PhD Student and other roles.

With regards to the PhD I am doing, it is part of my pursuit to impart my knowledge and experience to others and contribute to the body of human knowledge.

Monday 24 March 2014

Poster presentation at the University of Manchester


I presented a poster detailing my work on MEPR and received some interesting feedback from the visiting dignitaries. I was speaking to an academic and I mentioned that it is not uncommon in the archaeological community for papers to be published years after the initial research has been done, i.e. after a dig for example. His reply was that this should not be considered unreasonable, as they have to work on lengthy time-scales.
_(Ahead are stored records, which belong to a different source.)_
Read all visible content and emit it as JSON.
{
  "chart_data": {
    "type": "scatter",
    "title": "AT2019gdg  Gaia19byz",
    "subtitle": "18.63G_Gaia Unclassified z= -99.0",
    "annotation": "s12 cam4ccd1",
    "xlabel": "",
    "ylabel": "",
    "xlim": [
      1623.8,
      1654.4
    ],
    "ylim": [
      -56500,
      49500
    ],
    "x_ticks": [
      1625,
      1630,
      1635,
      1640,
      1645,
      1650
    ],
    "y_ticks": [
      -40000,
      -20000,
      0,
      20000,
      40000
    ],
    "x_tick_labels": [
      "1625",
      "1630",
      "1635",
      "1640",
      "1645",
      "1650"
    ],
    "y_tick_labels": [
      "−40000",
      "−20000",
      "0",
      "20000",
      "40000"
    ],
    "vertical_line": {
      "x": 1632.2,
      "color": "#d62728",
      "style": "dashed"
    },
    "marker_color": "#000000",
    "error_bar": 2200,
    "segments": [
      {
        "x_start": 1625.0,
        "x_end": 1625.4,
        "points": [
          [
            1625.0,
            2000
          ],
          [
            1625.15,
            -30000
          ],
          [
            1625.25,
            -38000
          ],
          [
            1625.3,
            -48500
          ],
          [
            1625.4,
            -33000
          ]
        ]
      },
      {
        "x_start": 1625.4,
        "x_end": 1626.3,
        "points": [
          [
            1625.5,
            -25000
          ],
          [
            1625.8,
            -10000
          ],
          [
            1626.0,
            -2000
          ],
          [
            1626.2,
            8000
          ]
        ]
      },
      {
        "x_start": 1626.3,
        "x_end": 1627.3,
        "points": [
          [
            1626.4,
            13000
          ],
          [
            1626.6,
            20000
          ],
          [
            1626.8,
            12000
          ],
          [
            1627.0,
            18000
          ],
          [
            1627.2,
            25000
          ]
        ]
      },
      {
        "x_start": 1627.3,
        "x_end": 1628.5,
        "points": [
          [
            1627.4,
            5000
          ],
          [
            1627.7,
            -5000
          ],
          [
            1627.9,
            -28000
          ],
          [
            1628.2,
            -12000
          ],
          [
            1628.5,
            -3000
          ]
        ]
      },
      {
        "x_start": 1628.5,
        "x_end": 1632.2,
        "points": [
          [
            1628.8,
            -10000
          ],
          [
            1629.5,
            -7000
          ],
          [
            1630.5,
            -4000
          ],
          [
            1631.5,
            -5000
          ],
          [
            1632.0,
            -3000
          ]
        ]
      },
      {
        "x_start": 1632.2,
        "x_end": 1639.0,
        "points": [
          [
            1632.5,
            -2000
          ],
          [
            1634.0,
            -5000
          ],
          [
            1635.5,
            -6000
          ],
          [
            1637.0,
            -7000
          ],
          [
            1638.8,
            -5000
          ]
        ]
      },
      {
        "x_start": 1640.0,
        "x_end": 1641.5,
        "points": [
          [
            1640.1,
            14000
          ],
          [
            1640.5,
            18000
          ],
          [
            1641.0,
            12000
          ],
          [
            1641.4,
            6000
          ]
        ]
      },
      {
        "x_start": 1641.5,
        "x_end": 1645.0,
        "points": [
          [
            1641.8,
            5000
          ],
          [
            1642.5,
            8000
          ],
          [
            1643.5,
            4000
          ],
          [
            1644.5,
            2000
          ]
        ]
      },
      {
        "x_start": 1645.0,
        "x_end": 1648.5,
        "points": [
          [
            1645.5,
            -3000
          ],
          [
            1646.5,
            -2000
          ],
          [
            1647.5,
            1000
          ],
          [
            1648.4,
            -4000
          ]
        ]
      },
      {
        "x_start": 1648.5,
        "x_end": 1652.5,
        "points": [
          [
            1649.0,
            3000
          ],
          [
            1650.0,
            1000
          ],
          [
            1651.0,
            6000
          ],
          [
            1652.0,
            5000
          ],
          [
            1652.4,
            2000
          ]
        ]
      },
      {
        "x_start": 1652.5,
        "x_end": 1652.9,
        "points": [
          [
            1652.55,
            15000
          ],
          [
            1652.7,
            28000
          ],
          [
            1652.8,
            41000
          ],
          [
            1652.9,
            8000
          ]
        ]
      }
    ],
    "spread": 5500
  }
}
He mentioned a dig in what was effectively in an Arctic wasteland in Scandinavia (the country was named, but I cannot be sure which it was). It took ten years to gain government approval for that dig, hence having waited ten years for permission to dig, taking another one or two to publish the results is not unreasonable.
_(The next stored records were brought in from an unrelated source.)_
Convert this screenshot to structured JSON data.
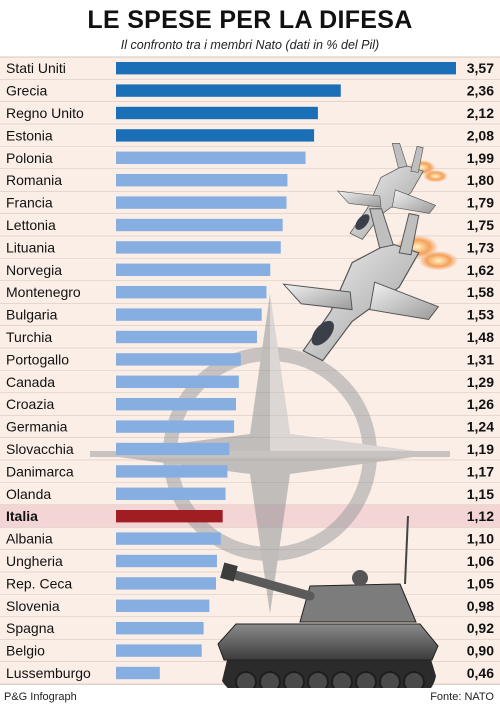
{
  "header": {
    "title": "LE SPESE PER LA DIFESA",
    "subtitle": "Il confronto tra i membri Nato (dati in % del Pil)"
  },
  "footer": {
    "credit": "P&G Infograph",
    "source": "Fonte: NATO"
  },
  "colors": {
    "top_bar": "#1a6fb6",
    "other_bar": "#86aee0",
    "highlight_bar": "#a01d22",
    "row_bg": "#fbeee6",
    "highlight_row_bg": "#f3d5d6",
    "divider": "#c7b8ae"
  },
  "chart_data": {
    "type": "bar",
    "orientation": "horizontal",
    "categories": [
      "Stati Uniti",
      "Grecia",
      "Regno Unito",
      "Estonia",
      "Polonia",
      "Romania",
      "Francia",
      "Lettonia",
      "Lituania",
      "Norvegia",
      "Montenegro",
      "Bulgaria",
      "Turchia",
      "Portogallo",
      "Canada",
      "Croazia",
      "Germania",
      "Slovacchia",
      "Danimarca",
      "Olanda",
      "Italia",
      "Albania",
      "Ungheria",
      "Rep. Ceca",
      "Slovenia",
      "Spagna",
      "Belgio",
      "Lussemburgo"
    ],
    "values": [
      3.57,
      2.36,
      2.12,
      2.08,
      1.99,
      1.8,
      1.79,
      1.75,
      1.73,
      1.62,
      1.58,
      1.53,
      1.48,
      1.31,
      1.29,
      1.26,
      1.24,
      1.19,
      1.17,
      1.15,
      1.12,
      1.1,
      1.06,
      1.05,
      0.98,
      0.92,
      0.9,
      0.46
    ],
    "value_labels": [
      "3,57",
      "2,36",
      "2,12",
      "2,08",
      "1,99",
      "1,80",
      "1,79",
      "1,75",
      "1,73",
      "1,62",
      "1,58",
      "1,53",
      "1,48",
      "1,31",
      "1,29",
      "1,26",
      "1,24",
      "1,19",
      "1,17",
      "1,15",
      "1,12",
      "1,10",
      "1,06",
      "1,05",
      "0,98",
      "0,92",
      "0,90",
      "0,46"
    ],
    "highlight": "Italia",
    "top_group_count": 4,
    "xlim": [
      0,
      3.57
    ]
  }
}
Another interesting point made by an industrial dignitary was that of whether I had looked into the issue of the longevity of electronic media, i.e. optical discs (DVD, CD etc.). My answer was that it has been an issue that I have recorded, particularly where data kept on old floppies discs (5.25", 8" etc.) was lost due to people no longer having the means to read such media. However it was a good reminder to consider the lifespan of optical media, and hence this issue was taken up in my paper, Mummies on Rails.
However the main focus of my research with regards to data handling was more application centric; legacy systems written in obsolete languages, and/or with no source code available. For example I came across an application written in Delphi (an old evolution of Pascal) that had a user interface that one set of archaeologists thought was unusable, but would be very difficult to modify to address their issue with it. Hence they simply chose not to use it.

Bootnote / Trivia

If you don't know what Pascal is, it was an effective teaching language in the 80's, that lost out to C, (C++ etc.) and Java. I might upset some with my description of it as a 'teaching' language, as it stole a march on the Basic's of that area (the more common predecessors of Visual Basic), but rest assured I knew of its use in industry. Eurostar used it, as did Shell Oil. The latter used it on a VMS pipeline monitoring system, I know this because I worked on it for a number of years.

I own a working USB 3.5" floppy drive, last year I tried to copy my dissertation work off it. Despite being over 15 years old it all worked. Problem is that only the data was on the floppies, I couldn't read the actual dissertation off the CD's I backed it onto as the sessions were never 'closed'. CD's were expensive and I wanted to use the rest of the space at some later date. My modern burner won't read what's there properly, and won't close the session either. However I have a bound copy, and loose leaf printed copy. Last but not least, it's in the university library too.